Jacek Kotula i Przemysław Sycz nie złamali prawa protestując przeciwko zabijaniu chorych, nienarodzonych dzieci w szpitalu Pro Familia w Rzeszowie. Sąd Okręgowy w Rzeszowie uznał, że działania obrońców życia nie przekraczały granicy prawa, a w całej sprawie nie należy mówić o zniesławieniu, ale raczej o granicach wolności słowa.


- Sąd odwoławczy wyraźnie uznał, że była to sprawa traktująca o granicach wypowiedzi, a nie o zniesławienie i nie dopatrzył się bezprawności w naszych działaniach. Sąd wskazał, że choć nasza krytyka była dla niektórych oburzająca, to jednak była ona dopuszczalna w demokratycznym kraju – powiedział nam Jacek Kotula z rzeszowskiej Fundacji Pro Prawo do Życia.


Co ważne, sąd zauważył fakt, że szpital korzysta ze środków publicznych i przeprowadza legalne aborcje, a zatem musi się liczyć z krytyką osób, które łożą na NFZ ze swoich podatków, a nie zgadzają się na takie praktyki.


- Sąd ocenił, że każdy rozsądny obywatel, przechodząc obok naszych pikiet, nie pomyślał sobie, że chodzi o zabijanie chorych dzieci w łóżkach szpitalnych, ale o aborcję. Wprawdzie przyznał, że dany podmiot ma prawo do prywatności, ale też druga strona ma prawo do krytyki w prawnie granicach wyznaczonych. Sąd ocenił, że nasze pikiety mogły szokować, poruszać, oburzać, ale też dodał, że forma debaty, która nie porusza, nie ma sensu. Z takim właśnie zamiarem działaliśmy – dodał Kotula.
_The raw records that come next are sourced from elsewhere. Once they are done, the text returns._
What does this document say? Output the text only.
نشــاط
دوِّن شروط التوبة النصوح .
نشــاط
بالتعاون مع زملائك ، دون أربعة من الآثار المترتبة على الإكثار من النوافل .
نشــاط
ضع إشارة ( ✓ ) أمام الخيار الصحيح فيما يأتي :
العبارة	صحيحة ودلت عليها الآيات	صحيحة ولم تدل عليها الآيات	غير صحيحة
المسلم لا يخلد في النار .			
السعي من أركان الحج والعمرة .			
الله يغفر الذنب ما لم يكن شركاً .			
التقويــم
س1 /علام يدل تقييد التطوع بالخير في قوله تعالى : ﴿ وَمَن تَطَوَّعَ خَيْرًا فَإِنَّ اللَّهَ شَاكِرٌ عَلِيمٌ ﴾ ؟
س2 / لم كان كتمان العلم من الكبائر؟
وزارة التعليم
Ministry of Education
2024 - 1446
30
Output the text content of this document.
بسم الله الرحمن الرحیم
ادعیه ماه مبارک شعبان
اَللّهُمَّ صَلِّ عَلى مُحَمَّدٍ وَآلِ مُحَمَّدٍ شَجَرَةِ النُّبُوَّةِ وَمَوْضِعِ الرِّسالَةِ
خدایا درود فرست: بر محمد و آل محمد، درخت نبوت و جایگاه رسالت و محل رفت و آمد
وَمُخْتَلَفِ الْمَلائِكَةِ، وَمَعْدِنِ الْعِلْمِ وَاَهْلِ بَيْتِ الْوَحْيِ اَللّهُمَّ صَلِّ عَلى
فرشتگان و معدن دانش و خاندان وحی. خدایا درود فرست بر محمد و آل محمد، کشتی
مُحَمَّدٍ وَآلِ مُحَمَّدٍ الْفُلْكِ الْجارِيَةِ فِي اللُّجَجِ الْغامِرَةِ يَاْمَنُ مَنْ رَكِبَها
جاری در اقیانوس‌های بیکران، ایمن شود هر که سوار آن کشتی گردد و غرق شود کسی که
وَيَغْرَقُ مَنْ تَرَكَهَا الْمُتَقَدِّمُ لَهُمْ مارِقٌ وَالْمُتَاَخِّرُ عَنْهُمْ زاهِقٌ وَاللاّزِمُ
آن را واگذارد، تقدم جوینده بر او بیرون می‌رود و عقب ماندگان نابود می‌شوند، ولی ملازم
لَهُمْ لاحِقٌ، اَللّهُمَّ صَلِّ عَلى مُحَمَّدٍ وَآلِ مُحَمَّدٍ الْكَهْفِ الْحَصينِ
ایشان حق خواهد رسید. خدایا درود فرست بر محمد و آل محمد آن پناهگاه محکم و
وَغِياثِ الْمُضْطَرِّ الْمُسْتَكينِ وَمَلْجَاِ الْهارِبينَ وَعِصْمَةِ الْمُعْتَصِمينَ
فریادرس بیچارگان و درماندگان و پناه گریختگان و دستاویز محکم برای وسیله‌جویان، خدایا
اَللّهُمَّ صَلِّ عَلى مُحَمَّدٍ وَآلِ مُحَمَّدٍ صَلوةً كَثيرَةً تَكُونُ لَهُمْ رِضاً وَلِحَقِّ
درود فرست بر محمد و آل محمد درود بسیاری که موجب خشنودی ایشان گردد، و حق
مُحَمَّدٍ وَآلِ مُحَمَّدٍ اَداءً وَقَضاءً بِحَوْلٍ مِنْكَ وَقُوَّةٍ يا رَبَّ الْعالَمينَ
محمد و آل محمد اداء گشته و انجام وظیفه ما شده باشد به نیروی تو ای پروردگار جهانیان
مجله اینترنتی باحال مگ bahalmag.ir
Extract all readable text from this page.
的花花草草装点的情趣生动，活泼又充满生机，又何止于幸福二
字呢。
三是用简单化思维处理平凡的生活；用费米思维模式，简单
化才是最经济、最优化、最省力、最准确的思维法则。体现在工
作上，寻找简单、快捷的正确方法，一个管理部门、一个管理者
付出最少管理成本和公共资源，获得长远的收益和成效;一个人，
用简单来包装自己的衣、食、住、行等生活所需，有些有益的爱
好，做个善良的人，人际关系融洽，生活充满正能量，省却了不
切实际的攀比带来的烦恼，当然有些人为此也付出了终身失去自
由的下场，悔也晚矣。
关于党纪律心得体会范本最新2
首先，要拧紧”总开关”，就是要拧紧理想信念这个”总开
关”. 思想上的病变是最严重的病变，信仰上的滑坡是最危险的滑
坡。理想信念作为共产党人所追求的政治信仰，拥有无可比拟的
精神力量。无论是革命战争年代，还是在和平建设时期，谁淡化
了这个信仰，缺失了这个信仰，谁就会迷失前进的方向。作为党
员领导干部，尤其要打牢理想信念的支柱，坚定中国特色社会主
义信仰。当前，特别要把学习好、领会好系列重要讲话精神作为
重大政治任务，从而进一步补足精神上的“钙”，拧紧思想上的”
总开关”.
Jak dodał, wyrok uniewinniający cieszy, bo nie ma wątpliwości, że aborcja jest zabijaniem i nie przeczą temu nawet sami aborterzy. Co istotne, sąd nie przeoczył też niedawnego wyroku Europejskiego Trybunału Praw Człowieka. Ten orzekł, iż mówienie krytycznie o aborcji – określanie jej mianem nielegalnej, ale dopuszczalnej i niekaranej, czy wręcz porównywanie jej do Holokaustu (prawo stało po stronie oprawców, usprawiedliwiając ich zbrodnie), mieści się w granicach dopuszczalnej krytyki.


Także we wtorek rzeszowski sąd uznał, że Jacek Kotula i Przemysław Sycz prowadzać ostrą kampanię, nie przekroczyli granicy nakreślonej przez Konstytucję RP, Europejską Konwencją Praw Człowieka oraz granicy wolności słowa. Wyrok jest prawomocny. Strony mogą wystąpić o jego kasację. Rzeszowskich działaczy pro life w sądzie wspierał adw. Jerzy Kwaśniewski z Instytutu Ordo Iuris.


Marcin Austyn

za:www.pch24.pl/nawet-ostra-krytyka-aborterow-jest-dopuszczalna--sad-uniewinnil-rzeszowskich-dzialaczy-pro-life,40147,i.html#ixzz3v4b7H04T

Copyright © 2017. All Rights Reserved.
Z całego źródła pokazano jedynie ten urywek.